As often happens with places you see on a map, on the ground I felt a bit lost. There was the giant, six-lane Crystal Palace Parade, and then a confusing series of one way streets forming a triangle. This…is it, I thought, feeling deflated.
And so it was. I hopped through the three lanes, looking for somewhere to sit and ‘soak up the incredible atmosphere of Crystal Palace’ as I’d told myself in my head. The portents were not great, I have to say. As I crossed one junction the people in the car next to me were having a huge argument with the passenger window down.
‘Well you’ll just have to let me out right here, won’t you’, said the passenger to the driver as they crossed the big junction onto the equally big quasi-motorway. If he’d been let out he would have been squashed in an instant. He looked mid 30s, with a big beard, and seemed petulantly angry.
‘I can’t put up with this any more.’ Yikes! I was sad to see them turn away. I wanted to keep listening. But onwards.
It being midday, and a Thursday, I thought it not the apposite moment for a pint. So I found a coffee shop instead. One that looked suitably hipsterish – you know, lots of rough wood, beans prominently displayed, independently owned. It was called The Roasted Bean. Perfect. Except the people inside looked utterly bored (I want my baristas frothy and excitable, just like my coffee, please!) and there was a prohibition on laptops in the window tables, so the few customers in there were relegated to the darkened back. I got a coffee and meditated on the nature of Crystal Palace.

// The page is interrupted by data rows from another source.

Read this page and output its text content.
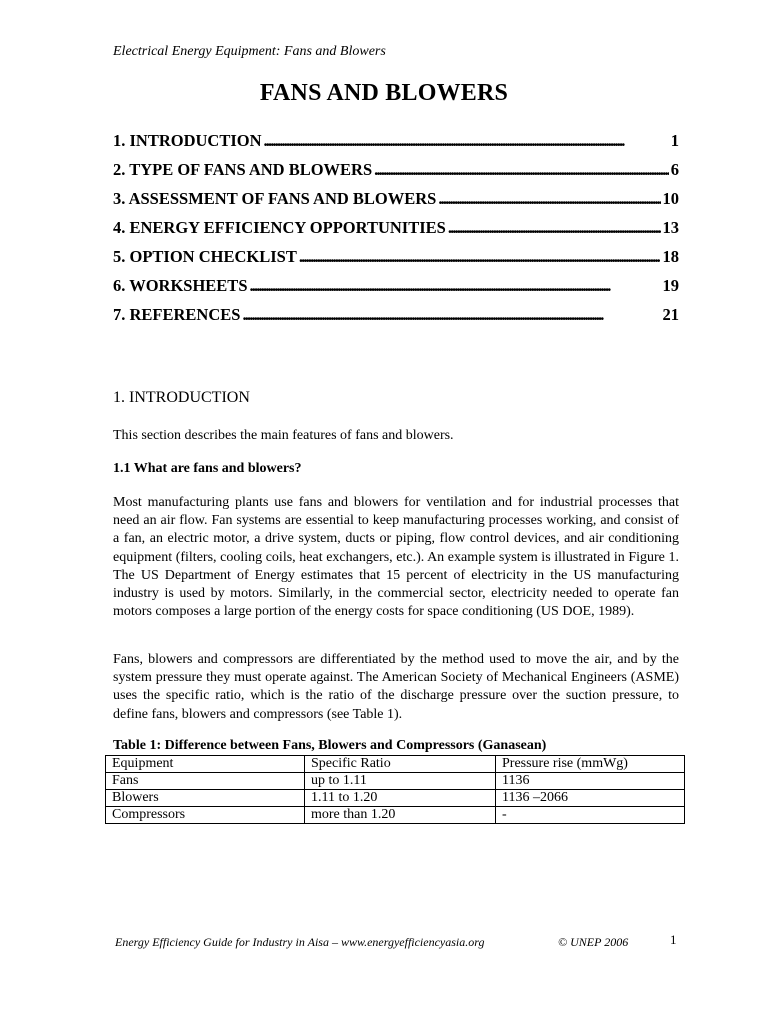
Electrical Energy Equipment: Fans and Blowers
FANS AND BLOWERS
1. INTRODUCTION . . .	1
2. TYPE OF FANS AND BLOWERS . . .	6
3. ASSESSMENT OF FANS AND BLOWERS . . .	10
4. ENERGY EFFICIENCY OPPORTUNITIES . . .	13
5. OPTION CHECKLIST . . .	18
6. WORKSHEETS . . .	19
7. REFERENCES . . .	21
1. INTRODUCTION
This section describes the main features of fans and blowers.
1.1 What are fans and blowers?
Most manufacturing plants use fans and blowers for ventilation and for industrial processes that need an air flow. Fan systems are essential to keep manufacturing processes working, and consist of a fan, an electric motor, a drive system, ducts or piping, flow control devices, and air conditioning equipment (filters, cooling coils, heat exchangers, etc.). An example system is illustrated in Figure 1. The US Department of Energy estimates that 15 percent of electricity in the US manufacturing industry is used by motors. Similarly, in the commercial sector, electricity needed to operate fan motors composes a large portion of the energy costs for space conditioning (US DOE, 1989).
Fans, blowers and compressors are differentiated by the method used to move the air, and by the system pressure they must operate against. The American Society of Mechanical Engineers (ASME) uses the specific ratio, which is the ratio of the discharge pressure over the suction pressure, to define fans, blowers and compressors (see Table 1).
Table 1: Difference between Fans, Blowers and Compressors (Ganasean)
Equipment	Specific Ratio	Pressure rise (mmWg)
Fans	up to 1.11	1136
Blowers	1.11 to 1.20	1136 –2066
Compressors	more than 1.20	-
Energy Efficiency Guide for Industry in Aisa – www.energyefficiencyasia.org	© UNEP 2006	1
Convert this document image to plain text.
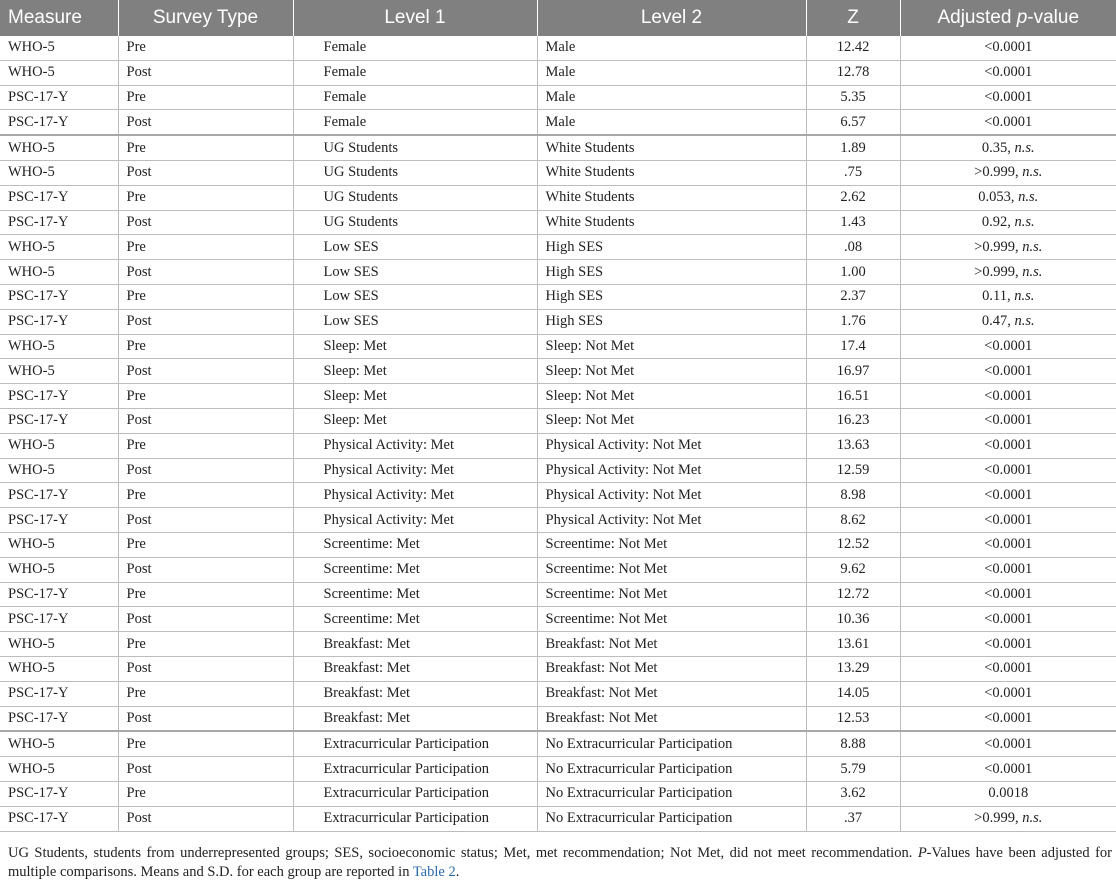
Measure	Survey Type	Level 1	Level 2	Z	Adjusted p-value
WHO-5	Pre	Female	Male	12.42	<0.0001
WHO-5	Post	Female	Male	12.78	<0.0001
PSC-17-Y	Pre	Female	Male	5.35	<0.0001
PSC-17-Y	Post	Female	Male	6.57	<0.0001
WHO-5	Pre	UG Students	White Students	1.89	0.35, n.s.
WHO-5	Post	UG Students	White Students	.75	>0.999, n.s.
PSC-17-Y	Pre	UG Students	White Students	2.62	0.053, n.s.
PSC-17-Y	Post	UG Students	White Students	1.43	0.92, n.s.
WHO-5	Pre	Low SES	High SES	.08	>0.999, n.s.
WHO-5	Post	Low SES	High SES	1.00	>0.999, n.s.
PSC-17-Y	Pre	Low SES	High SES	2.37	0.11, n.s.
PSC-17-Y	Post	Low SES	High SES	1.76	0.47, n.s.
WHO-5	Pre	Sleep: Met	Sleep: Not Met	17.4	<0.0001
WHO-5	Post	Sleep: Met	Sleep: Not Met	16.97	<0.0001
PSC-17-Y	Pre	Sleep: Met	Sleep: Not Met	16.51	<0.0001
PSC-17-Y	Post	Sleep: Met	Sleep: Not Met	16.23	<0.0001
WHO-5	Pre	Physical Activity: Met	Physical Activity: Not Met	13.63	<0.0001
WHO-5	Post	Physical Activity: Met	Physical Activity: Not Met	12.59	<0.0001
PSC-17-Y	Pre	Physical Activity: Met	Physical Activity: Not Met	8.98	<0.0001
PSC-17-Y	Post	Physical Activity: Met	Physical Activity: Not Met	8.62	<0.0001
WHO-5	Pre	Screentime: Met	Screentime: Not Met	12.52	<0.0001
WHO-5	Post	Screentime: Met	Screentime: Not Met	9.62	<0.0001
PSC-17-Y	Pre	Screentime: Met	Screentime: Not Met	12.72	<0.0001
PSC-17-Y	Post	Screentime: Met	Screentime: Not Met	10.36	<0.0001
WHO-5	Pre	Breakfast: Met	Breakfast: Not Met	13.61	<0.0001
WHO-5	Post	Breakfast: Met	Breakfast: Not Met	13.29	<0.0001
PSC-17-Y	Pre	Breakfast: Met	Breakfast: Not Met	14.05	<0.0001
PSC-17-Y	Post	Breakfast: Met	Breakfast: Not Met	12.53	<0.0001
WHO-5	Pre	Extracurricular Participation	No Extracurricular Participation	8.88	<0.0001
WHO-5	Post	Extracurricular Participation	No Extracurricular Participation	5.79	<0.0001
PSC-17-Y	Pre	Extracurricular Participation	No Extracurricular Participation	3.62	0.0018
PSC-17-Y	Post	Extracurricular Participation	No Extracurricular Participation	.37	>0.999, n.s.
UG Students, students from underrepresented groups; SES, socioeconomic status; Met, met recommendation; Not Met, did not meet recommendation. P-Values have been adjusted for multiple comparisons. Means and S.D. for each group are reported in Table 2.
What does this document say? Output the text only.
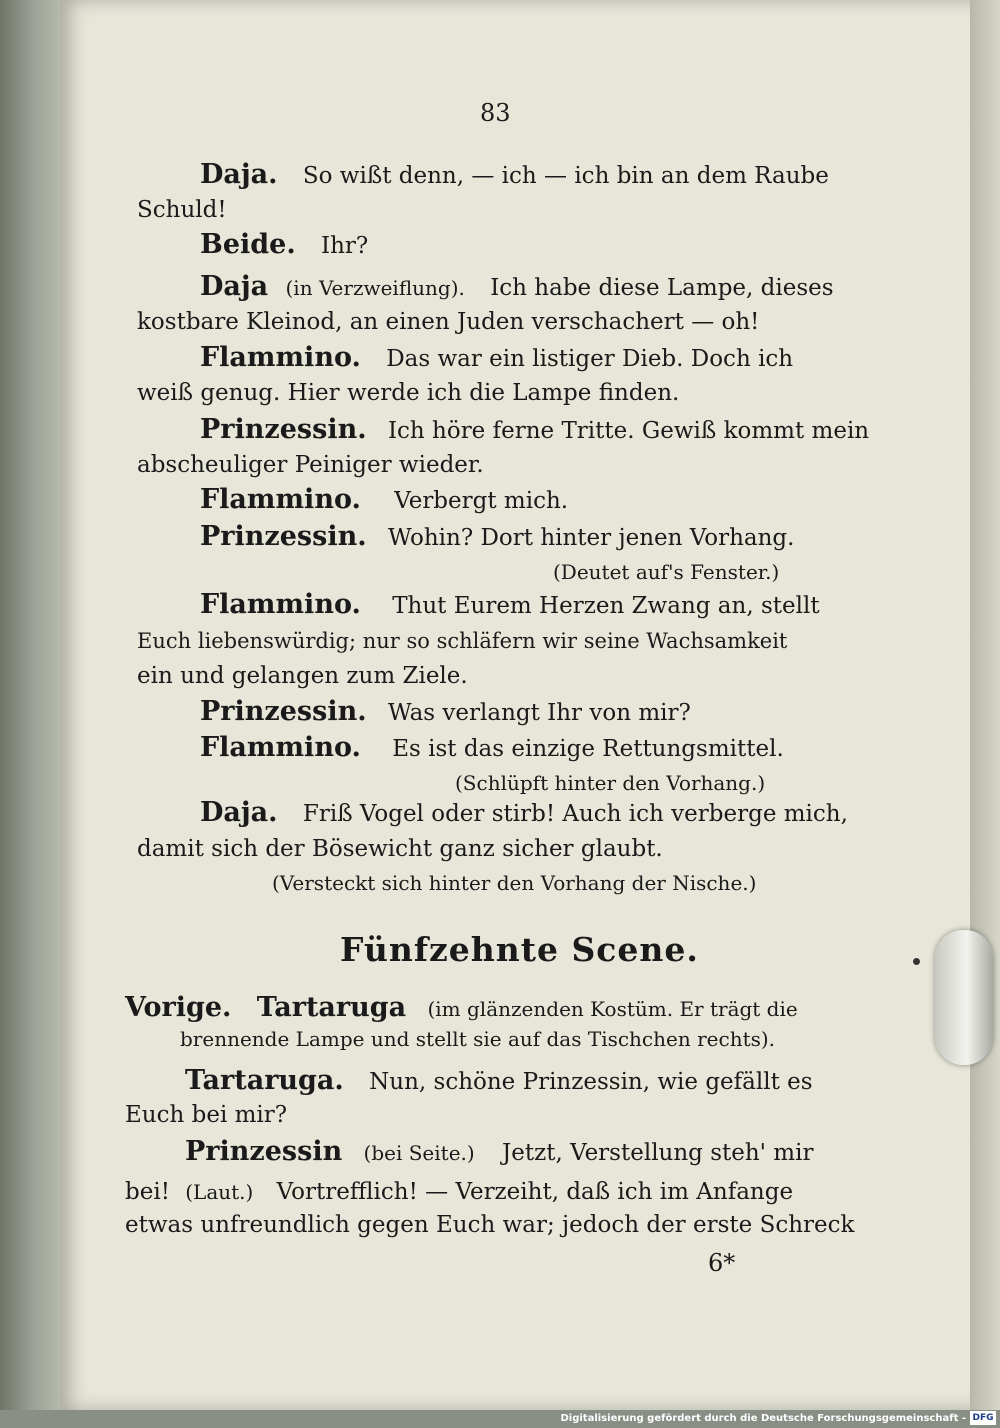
83
Daja. So wißt denn, — ich — ich bin an dem Raube
Schuld!
Beide. Ihr?
Daja (in Verzweiflung). Ich habe diese Lampe, dieses
kostbare Kleinod, an einen Juden verschachert — oh!
Flammino. Das war ein listiger Dieb. Doch ich
weiß genug. Hier werde ich die Lampe finden.
Prinzessin. Ich höre ferne Tritte. Gewiß kommt mein
abscheuliger Peiniger wieder.
Flammino. Verbergt mich.
Prinzessin. Wohin? Dort hinter jenen Vorhang.
(Deutet auf's Fenster.)
Flammino. Thut Eurem Herzen Zwang an, stellt
Euch liebenswürdig; nur so schläfern wir seine Wachsamkeit
ein und gelangen zum Ziele.
Prinzessin. Was verlangt Ihr von mir?
Flammino. Es ist das einzige Rettungsmittel.
(Schlüpft hinter den Vorhang.)
Daja. Friß Vogel oder stirb! Auch ich verberge mich,
damit sich der Bösewicht ganz sicher glaubt.
(Versteckt sich hinter den Vorhang der Nische.)
Fünfzehnte Scene.
Vorige. Tartaruga (im glänzenden Kostüm. Er trägt die
brennende Lampe und stellt sie auf das Tischchen rechts).
Tartaruga. Nun, schöne Prinzessin, wie gefällt es
Euch bei mir?
Prinzessin (bei Seite.) Jetzt, Verstellung steh' mir
bei! (Laut.) Vortrefflich! — Verzeiht, daß ich im Anfange
etwas unfreundlich gegen Euch war; jedoch der erste Schreck
6*
Digitalisierung gefördert durch die Deutsche Forschungsgemeinschaft - DFG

Having successfully meditated and come to the conclusion it was ‘alright’, I set off for the park, which I’d once heard someone describe as the best in London. High praise indeed. What I found was rather strange.
Whether it was the headless friar,
the ghostly remains of where The Crystal Palace was (till it burned down in 1936),
Like most ruins, leaves quite a lot to the imagination, but picture a massive glass well, palace, and you're in the right ballpark |
the imposing head of Joseph Paxton, architect of aforementioned Palace,
the rather dystopian looking gym in the middle,
the casual red Sphinxes,
or the dinosaurs, peeking out of foliage on their island homes,
A furtive moment |
I was impressed.
Crystal Palace was redeemed! From the fighting couple in their hatchback, to the one-way triangle that seemed to prohibit bicycluar dawdling, I’d felt a little disappointed. In the sunshine I was restored.
I think I’d realised earlier though that Crystal Palace, such as it was in my head, was a destination of pilgrimage that was as much as mental as physical. I was entranced by the life Kitson described. I wanted to find that earthiness, that romance with a place, in my own life. It seemed a mixture of the individual and the communitarian: a village (urban folk hold a candle for the village, I think) in the big city. Of course it was what I learnt on the way that was the real journey. Life seems to me to be about finding or creating what meaning you can – my trip to Crystal Palace gave meaning to that dream I’d long had. It made me think about what I was looking for ~in my life~ and why. And it was an excuse for a day out to go see some dinos. Can’t say fairer than that.